Moderate reforms could stabilize Illinois’s five state-run and hundreds of local pension funds, but politicians have consistently refused to consider them, preferring instead to increase taxes steadily. Illinois has a culture of trying—and failing—to tax its way out of its problems. In 2011 then-Gov. Pat Quinn approved a temporary tax hike aimed at making a dent in the state’s $8 billion in unpaid bills. By 2014, Illinois still had a $6.6 billion bill backlog, and lawmakers were calling for families and businesses to give up more money. Another permanent income-tax increase came in 2017, but again more taxes failed to solve Illinois’s problems.
The problems, in fact, got worse. In his freshman year, Gov. J.B. Pritzker signed into law 20 new taxes and fees totaling nearly $4.6 billion, including a doubling of the gasoline tax. Now Mr. Pritzker wants a progressive income tax he claims will really solve the issue. He’s asking voters to give him a green light on Nov. 3.
Mr. Pritzker is wrong to tell voters that 97% of them “will not see an increase.” Because when voters decide whether to push forward his progressive tax, they won’t get to vote on rates. As the Illinois Policy Institute reported, solving the pension issue would require a progressive income-tax hike of $10 billion. Mr. Pritzker’s current plan to tax $3.7 billion out of the state economy dedicates only $200 million to pensions.

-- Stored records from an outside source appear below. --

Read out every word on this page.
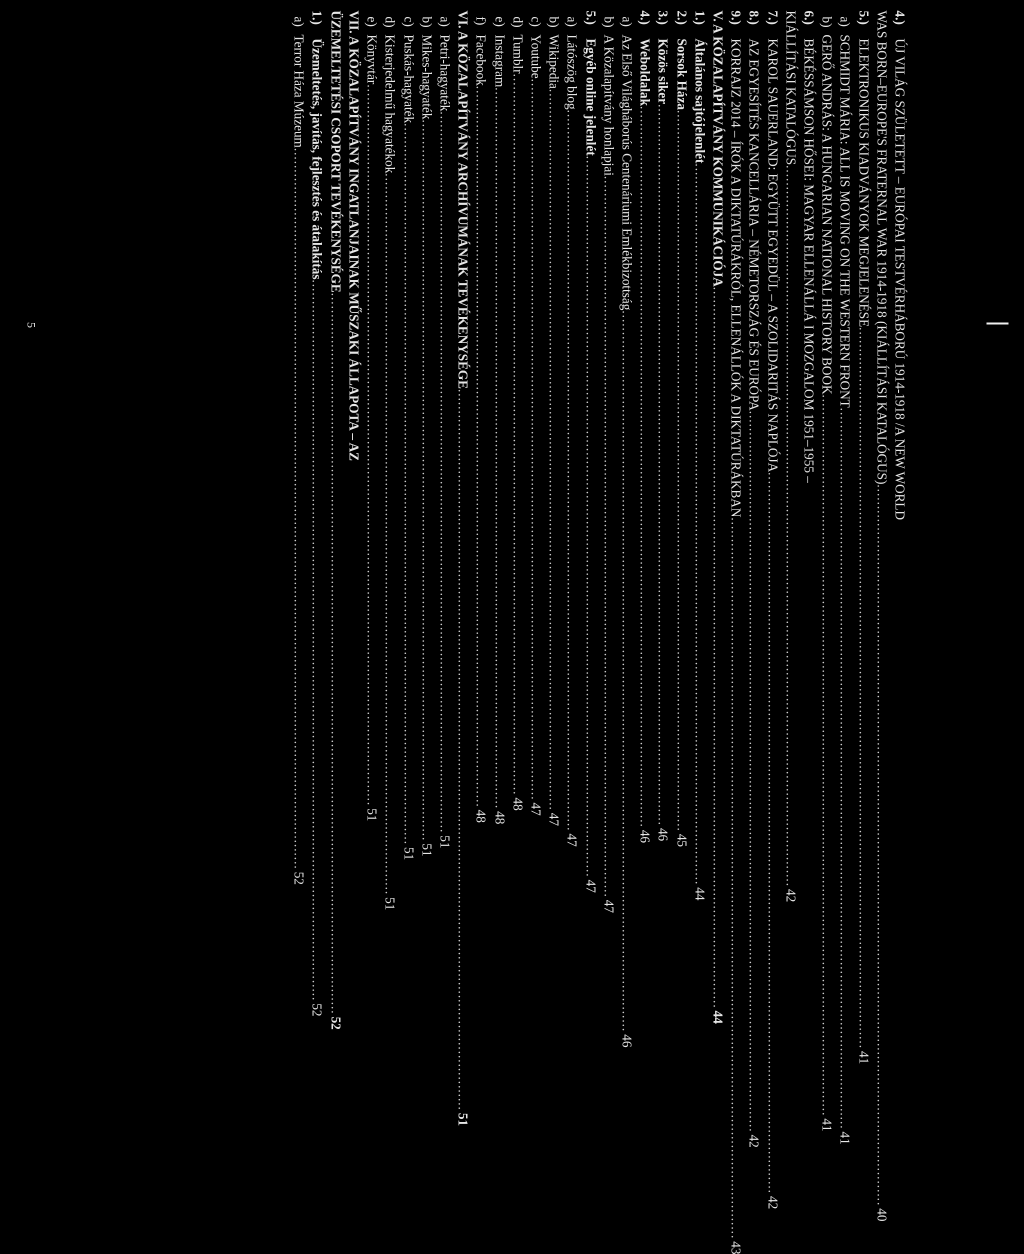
4.)
ÚJ VILÁG SZÜLETETT – EURÓPAI TESTVÉRHÁBORÚ 1914-1918 /A NEW WORLD
WAS BORN–EUROPE'S FRATERNAL WAR 1914-1918 (KIÁLLÍTÁSI KATALÓGUS)
.....
40
5.)
ELEKTRONIKUS KIADVÁNYOK MEGJELENÉSE
.....
41
a)
SCHMIDT MÁRIA: ALL IS MOVING ON THE WESTERN FRONT
.....
41
b)
GERŐ ANDRÁS: A HUNGARIAN NATIONAL HISTORY BOOK
.....
41
6.)
BÉKÉSSÁMSON HŐSEI: MAGYAR ELLENÁLLÁ I MOZGALOM 1951–1955 –
KIÁLLÍTÁSI KATALÓGUS
.....
42
7.)
KAROL SAUERLAND: EGYÜTT EGYEDÜL – A SZOLIDARITÁS NAPLÓJA
.....
42
8.)
AZ EGYESÍTÉS KANCELLÁRIA – NÉMETORSZÁG ÉS EURÓPA
.....
42
9.)
KORRAJZ 2014 – ÍRÓK A DIKTATÚRÁKRÓL, ELLENÁLLÓK A DIKTATÚRÁKBAN
.....
43
V. A KÖZALAPÍTVÁNY KOMMUNIKÁCIÓJA
.....
44
1.)
Általános sajtójelenlét
.....
44
2.)
Sorsok Háza
.....
45
3.)
Közös siker
.....
46
4.)
Weboldalak
.....
46
a)
Az Első Világháborús Centenáriumi Emlékbizottság
.....
46
b)
A Közalapítvány honlapjai
.....
47
5.)
Egyéb online jelenlét
.....
47
a)
Látószög blog
.....
47
b)
Wikipedia
.....
47
c)
Youtube
.....
47
d)
Tumblr
.....
48
e)
Instagram
.....
48
f)
Facebook
.....
48
VI. A KÖZALAPÍTVÁNY ARCHÍVUMÁNAK TEVÉKENYSÉGE
.....
51
a)
Petri-hagyaték
.....
51
b)
Mikes-hagyaték
.....
51
c)
Puskás-hagyaték
.....
51
d)
Kisterjedelmű hagyatékok
.....
51
e)
Könyvtár
.....
51
VII. A KÖZALAPÍTVÁNY INGATLANJAINAK MŰSZAKI ÁLLAPOTA – AZ
ÜZEMELTETÉSI CSOPORT TEVÉKENYSÉGE
.....
52
1.)
Üzemeltetés, javítás, fejlesztés és átalakítás
.....
52
a)
Terror Háza Múzeum
.....
52
5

There is hope for the people of Illinois. State pensions can be fully funded, Illinois taxpayers can save $50 billion over 25 years, and dollars can be freed to support their eroding public services. Policy makers can finally shrink Illinois’s pension liability by reducing the main driver of its growth: the cost-of-living adjustment, or COLA. Currently, the COLA doesn’t reflect any actual cost-of-living increase, since it isn’t pegged to inflation. By simply replacing the existing guaranteed 3% compounding postretirement raise with a true COLA pegged to inflation, among other modest changes, Illinois can save $2.4 billion in the first year alone. No current retiree would see a decrease in his pension check. Current workers would preserve their core benefit.
Failed fiscal policy has left the Land of Lincoln just a few steps ahead of Puerto Rico, but all isn’t lost. Just as Illinois’s financial disaster was man-made, so too can be its recovery.
Mr. Divounguy is chief economist at the Illinois Policy Institute.